Характер — бешеный. Фантазерка. Волшебница. Бесноватая фея, чеканящая чечетку. Черточки накапливаются в логике ералаша и калейдскопа, логика угадывается «между строк» Логика отважного напора, пламенного воодушевления. Все нипочем. Горит. Лечит огнем. Готова прослыть истеричкой. Летает на метле, «вращая Космос волей каблуков». Что-то звездное. Музыка звезд. «Истощенье сил и нервов» — как знак осуществленности. Дурочка. Пантерочка. Снегурочка. Уродина…

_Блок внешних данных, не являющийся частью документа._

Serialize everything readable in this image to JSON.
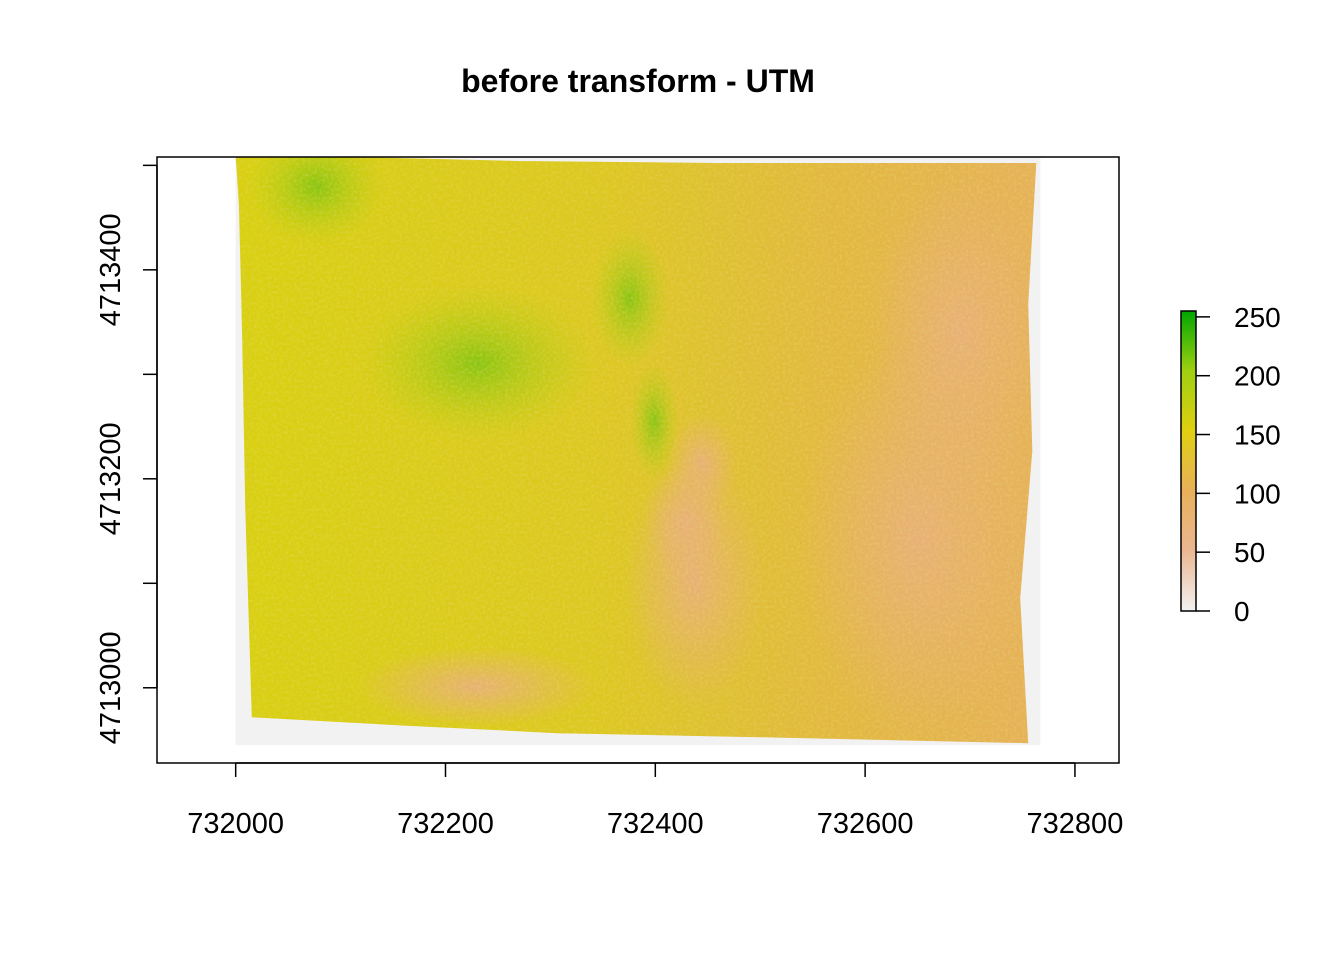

Последнее самоопределение обрамлено строками, звучащими как заклинание:
Кому ты нужна, уродина,
Лохмата, смешна, тонка?
Да разве что только Родине
В качестве позвонка…
Какой Родине? Где она тут? Или это путаница? Но в мире вообще все — путаница. Все сыплется, как из перевернутой пудреницы. Дворцы — на песке. Идешь по несуществующим следам. «На вершине двуглавой империи» воздвигаешь «стихов кавардак». И это поднято — в качестве флага! «Может, мне сплести себе сетку тесную, чтоб была вселенная не видна?»

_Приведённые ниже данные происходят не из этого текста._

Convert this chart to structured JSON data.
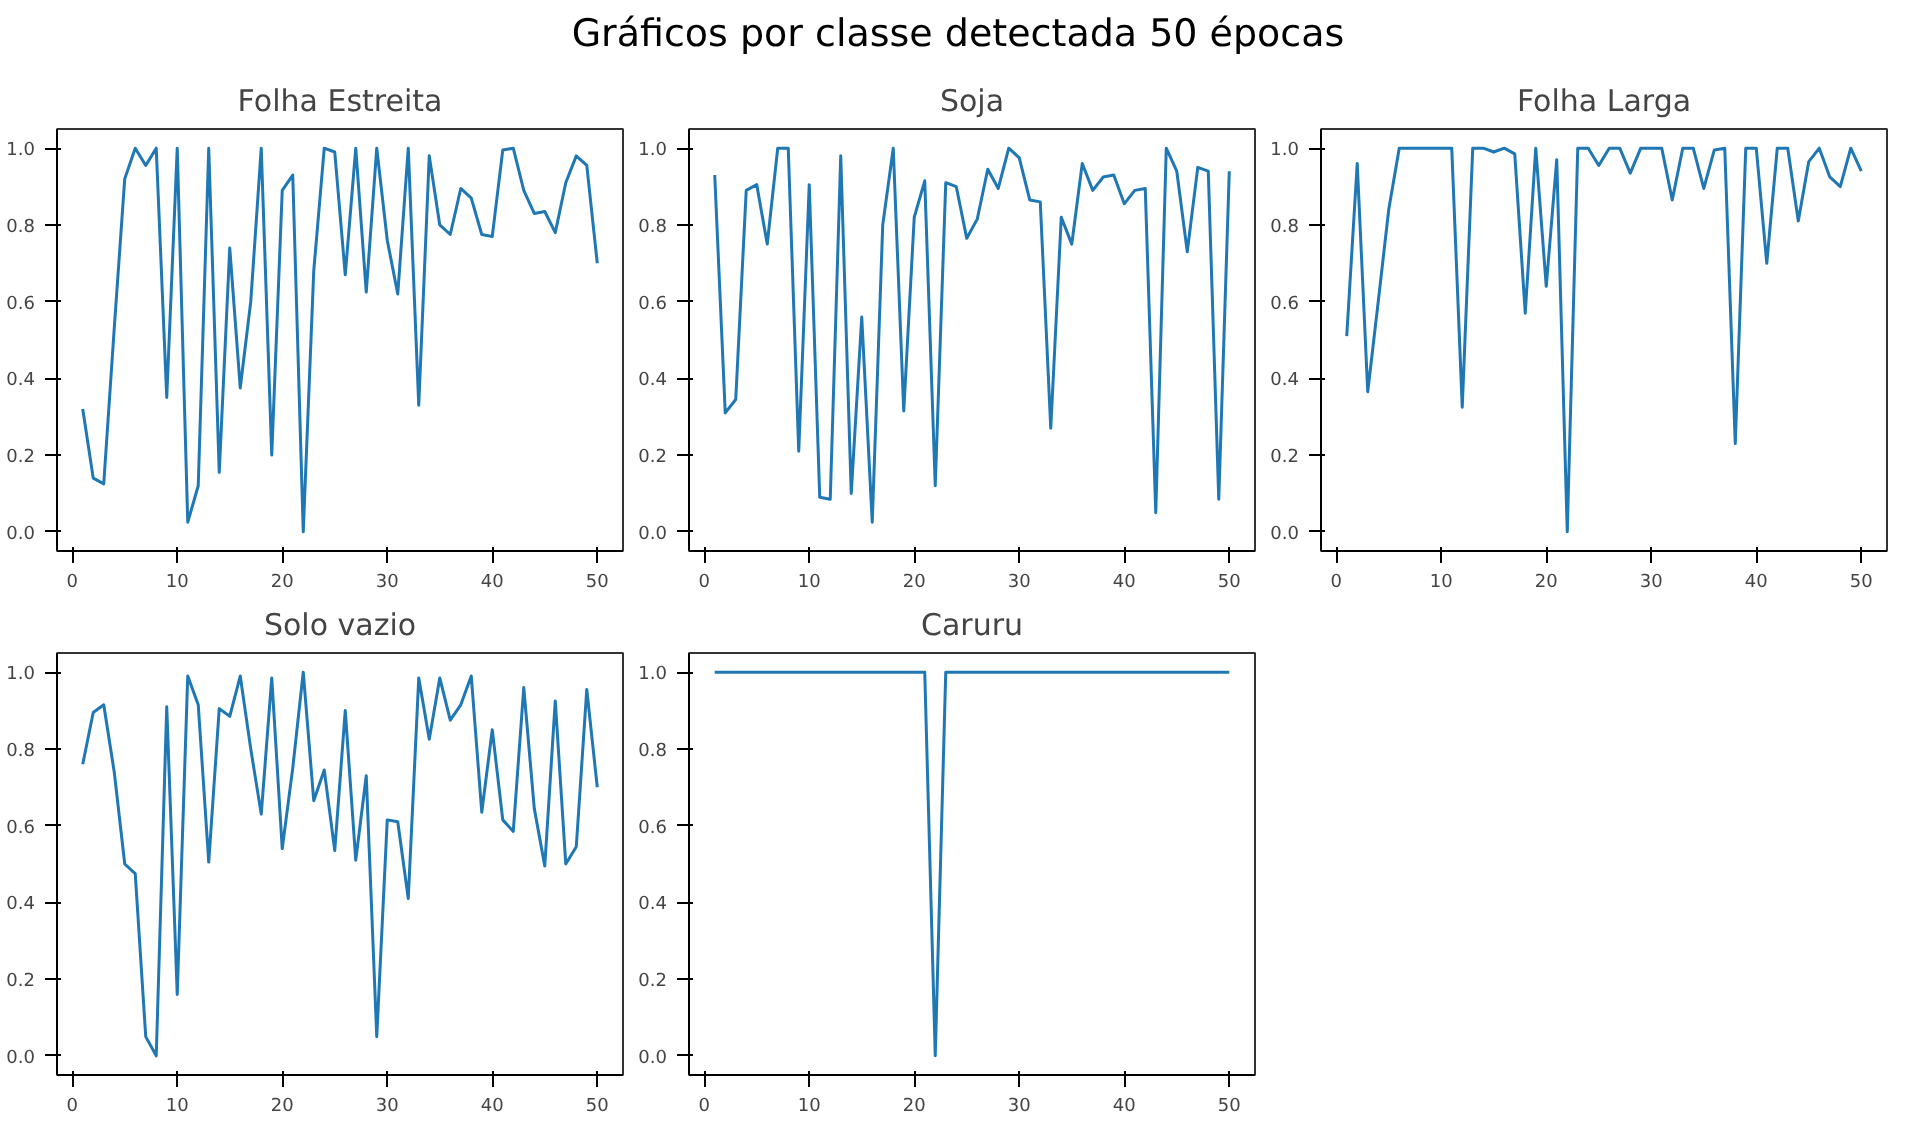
{
  "chart_data": [
    {
      "type": "other",
      "title": "Gráficos por classe detectada 50 épocas"
    },
    {
      "type": "line",
      "title": "Folha Estreita",
      "x": [
        1,
        2,
        3,
        4,
        5,
        6,
        7,
        8,
        9,
        10,
        11,
        12,
        13,
        14,
        15,
        16,
        17,
        18,
        19,
        20,
        21,
        22,
        23,
        24,
        25,
        26,
        27,
        28,
        29,
        30,
        31,
        32,
        33,
        34,
        35,
        36,
        37,
        38,
        39,
        40,
        41,
        42,
        43,
        44,
        45,
        46,
        47,
        48,
        49,
        50
      ],
      "series": [
        {
          "color": "#1f77b4",
          "values": [
            0.32,
            0.14,
            0.125,
            0.53,
            0.92,
            1.0,
            0.955,
            1.0,
            0.35,
            1.0,
            0.025,
            0.12,
            1.0,
            0.155,
            0.74,
            0.375,
            0.6,
            1.0,
            0.2,
            0.89,
            0.93,
            0.0,
            0.68,
            1.0,
            0.99,
            0.67,
            1.0,
            0.625,
            1.0,
            0.76,
            0.62,
            1.0,
            0.33,
            0.98,
            0.8,
            0.775,
            0.895,
            0.87,
            0.775,
            0.77,
            0.995,
            1.0,
            0.89,
            0.83,
            0.835,
            0.78,
            0.91,
            0.98,
            0.955,
            0.7
          ]
        }
      ],
      "xlim": [
        -1.45,
        52.45
      ],
      "ylim": [
        -0.05,
        1.05
      ],
      "xticks": [
        0,
        10,
        20,
        30,
        40,
        50
      ],
      "yticks": [
        {
          "value": 0,
          "label": "0.0"
        },
        {
          "value": 0.2,
          "label": "0.2"
        },
        {
          "value": 0.4,
          "label": "0.4"
        },
        {
          "value": 0.6,
          "label": "0.6"
        },
        {
          "value": 0.8,
          "label": "0.8"
        },
        {
          "value": 1,
          "label": "1.0"
        }
      ],
      "grid": false
    },
    {
      "type": "line",
      "title": "Soja",
      "x": [
        1,
        2,
        3,
        4,
        5,
        6,
        7,
        8,
        9,
        10,
        11,
        12,
        13,
        14,
        15,
        16,
        17,
        18,
        19,
        20,
        21,
        22,
        23,
        24,
        25,
        26,
        27,
        28,
        29,
        30,
        31,
        32,
        33,
        34,
        35,
        36,
        37,
        38,
        39,
        40,
        41,
        42,
        43,
        44,
        45,
        46,
        47,
        48,
        49,
        50
      ],
      "series": [
        {
          "color": "#1f77b4",
          "values": [
            0.93,
            0.31,
            0.345,
            0.89,
            0.905,
            0.75,
            1.0,
            1.0,
            0.21,
            0.905,
            0.09,
            0.085,
            0.98,
            0.1,
            0.56,
            0.025,
            0.8,
            1.0,
            0.315,
            0.82,
            0.915,
            0.12,
            0.91,
            0.9,
            0.765,
            0.815,
            0.945,
            0.895,
            1.0,
            0.975,
            0.865,
            0.86,
            0.27,
            0.82,
            0.75,
            0.96,
            0.89,
            0.925,
            0.93,
            0.855,
            0.89,
            0.895,
            0.05,
            1.0,
            0.94,
            0.73,
            0.95,
            0.94,
            0.085,
            0.94
          ]
        }
      ],
      "xlim": [
        -1.45,
        52.45
      ],
      "ylim": [
        -0.05,
        1.05
      ],
      "xticks": [
        0,
        10,
        20,
        30,
        40,
        50
      ],
      "yticks": [
        {
          "value": 0,
          "label": "0.0"
        },
        {
          "value": 0.2,
          "label": "0.2"
        },
        {
          "value": 0.4,
          "label": "0.4"
        },
        {
          "value": 0.6,
          "label": "0.6"
        },
        {
          "value": 0.8,
          "label": "0.8"
        },
        {
          "value": 1,
          "label": "1.0"
        }
      ],
      "grid": false
    },
    {
      "type": "line",
      "title": "Folha Larga",
      "x": [
        1,
        2,
        3,
        4,
        5,
        6,
        7,
        8,
        9,
        10,
        11,
        12,
        13,
        14,
        15,
        16,
        17,
        18,
        19,
        20,
        21,
        22,
        23,
        24,
        25,
        26,
        27,
        28,
        29,
        30,
        31,
        32,
        33,
        34,
        35,
        36,
        37,
        38,
        39,
        40,
        41,
        42,
        43,
        44,
        45,
        46,
        47,
        48,
        49,
        50
      ],
      "series": [
        {
          "color": "#1f77b4",
          "values": [
            0.51,
            0.96,
            0.365,
            0.6,
            0.84,
            1.0,
            1.0,
            1.0,
            1.0,
            1.0,
            1.0,
            0.325,
            1.0,
            1.0,
            0.99,
            1.0,
            0.985,
            0.57,
            1.0,
            0.64,
            0.97,
            0.0,
            1.0,
            1.0,
            0.955,
            1.0,
            1.0,
            0.935,
            1.0,
            1.0,
            1.0,
            0.865,
            1.0,
            1.0,
            0.895,
            0.995,
            1.0,
            0.23,
            1.0,
            1.0,
            0.7,
            1.0,
            1.0,
            0.81,
            0.965,
            1.0,
            0.925,
            0.9,
            1.0,
            0.94
          ]
        }
      ],
      "xlim": [
        -1.45,
        52.45
      ],
      "ylim": [
        -0.05,
        1.05
      ],
      "xticks": [
        0,
        10,
        20,
        30,
        40,
        50
      ],
      "yticks": [
        {
          "value": 0,
          "label": "0.0"
        },
        {
          "value": 0.2,
          "label": "0.2"
        },
        {
          "value": 0.4,
          "label": "0.4"
        },
        {
          "value": 0.6,
          "label": "0.6"
        },
        {
          "value": 0.8,
          "label": "0.8"
        },
        {
          "value": 1,
          "label": "1.0"
        }
      ],
      "grid": false
    },
    {
      "type": "line",
      "title": "Solo vazio",
      "x": [
        1,
        2,
        3,
        4,
        5,
        6,
        7,
        8,
        9,
        10,
        11,
        12,
        13,
        14,
        15,
        16,
        17,
        18,
        19,
        20,
        21,
        22,
        23,
        24,
        25,
        26,
        27,
        28,
        29,
        30,
        31,
        32,
        33,
        34,
        35,
        36,
        37,
        38,
        39,
        40,
        41,
        42,
        43,
        44,
        45,
        46,
        47,
        48,
        49,
        50
      ],
      "series": [
        {
          "color": "#1f77b4",
          "values": [
            0.76,
            0.895,
            0.915,
            0.74,
            0.5,
            0.475,
            0.05,
            0.0,
            0.91,
            0.16,
            0.99,
            0.915,
            0.505,
            0.905,
            0.885,
            0.99,
            0.8,
            0.63,
            0.985,
            0.54,
            0.75,
            1.0,
            0.665,
            0.745,
            0.535,
            0.9,
            0.51,
            0.73,
            0.05,
            0.615,
            0.61,
            0.41,
            0.985,
            0.825,
            0.985,
            0.875,
            0.915,
            0.99,
            0.635,
            0.85,
            0.615,
            0.585,
            0.96,
            0.645,
            0.495,
            0.925,
            0.5,
            0.545,
            0.955,
            0.7
          ]
        }
      ],
      "xlim": [
        -1.45,
        52.45
      ],
      "ylim": [
        -0.05,
        1.05
      ],
      "xticks": [
        0,
        10,
        20,
        30,
        40,
        50
      ],
      "yticks": [
        {
          "value": 0,
          "label": "0.0"
        },
        {
          "value": 0.2,
          "label": "0.2"
        },
        {
          "value": 0.4,
          "label": "0.4"
        },
        {
          "value": 0.6,
          "label": "0.6"
        },
        {
          "value": 0.8,
          "label": "0.8"
        },
        {
          "value": 1,
          "label": "1.0"
        }
      ],
      "grid": false
    },
    {
      "type": "line",
      "title": "Caruru",
      "x": [
        1,
        2,
        3,
        4,
        5,
        6,
        7,
        8,
        9,
        10,
        11,
        12,
        13,
        14,
        15,
        16,
        17,
        18,
        19,
        20,
        21,
        22,
        23,
        24,
        25,
        26,
        27,
        28,
        29,
        30,
        31,
        32,
        33,
        34,
        35,
        36,
        37,
        38,
        39,
        40,
        41,
        42,
        43,
        44,
        45,
        46,
        47,
        48,
        49,
        50
      ],
      "series": [
        {
          "color": "#1f77b4",
          "values": [
            1,
            1,
            1,
            1,
            1,
            1,
            1,
            1,
            1,
            1,
            1,
            1,
            1,
            1,
            1,
            1,
            1,
            1,
            1,
            1,
            1,
            0,
            1,
            1,
            1,
            1,
            1,
            1,
            1,
            1,
            1,
            1,
            1,
            1,
            1,
            1,
            1,
            1,
            1,
            1,
            1,
            1,
            1,
            1,
            1,
            1,
            1,
            1,
            1,
            1
          ]
        }
      ],
      "xlim": [
        -1.45,
        52.45
      ],
      "ylim": [
        -0.05,
        1.05
      ],
      "xticks": [
        0,
        10,
        20,
        30,
        40,
        50
      ],
      "yticks": [
        {
          "value": 0,
          "label": "0.0"
        },
        {
          "value": 0.2,
          "label": "0.2"
        },
        {
          "value": 0.4,
          "label": "0.4"
        },
        {
          "value": 0.6,
          "label": "0.6"
        },
        {
          "value": 0.8,
          "label": "0.8"
        },
        {
          "value": 1,
          "label": "1.0"
        }
      ],
      "grid": false
    }
  ]
}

Вот он, стык характера и мироздания. Вселенная — видна. Слишком видна. Так отчетливо видна, что может ослепить. Видна как целое: от бумажной лодочки до «Титаника», от ежика, убитого детьми, до паучка, сплетшего сетку. Мир един. Он не расколот на черных и белых, на своих и чужих, на доброе и злое. В нем нерасчленимое двоевластие свободы и плена. И все равны. Праведники играют с бесами, больно всем.
Бабушка сказки сказывает про Греку, что ехал через реку. Но бабушка и правду рассказывает, как чаек остыл. Внучка слушает то, что «меж строк».
Помнишь, с сухариком и без сахарина?
Год сорок первый, две дочки на руках.
Стелет над Яхромой смерть зимы перину.
Холодно мужу-то в стертых сапогах.
Меж строк — озноб. Сердце пылает, а в мирозданье холодно. В мирозданье голодно, а все едят. Слушайте, как прорвется: «Мыши кушают зерно. Мне же это все равно. Ни гумна нет, ни зерна, ни картошки, ни хрена. И ни лета нет, ни стуж, только дети, только муж, только стирка да стряпня, штопка-дырка у меня. Только мыши в уголке да комар на потолке. Все пищат и все гудят. Что же, блин, они едят?»
Вот и свяжите строки с междустрочьями: как горит этот пламень в этом холоде. Вот и соедините ближний мир, глажку-полоскание, — с тем, куда душа улетает: «я улетаю, чтобы боль своей души в закатной синьке звездных грез ополаскивать». Вот и судите, что тут из чего: то ли ледяной отчужденный мир мобилизовал в этой душе двужильную живучесть, то ли душа горячая ощутила в себе такой кураж, что не боится, играя ва-банк, пропускать озноб через себя.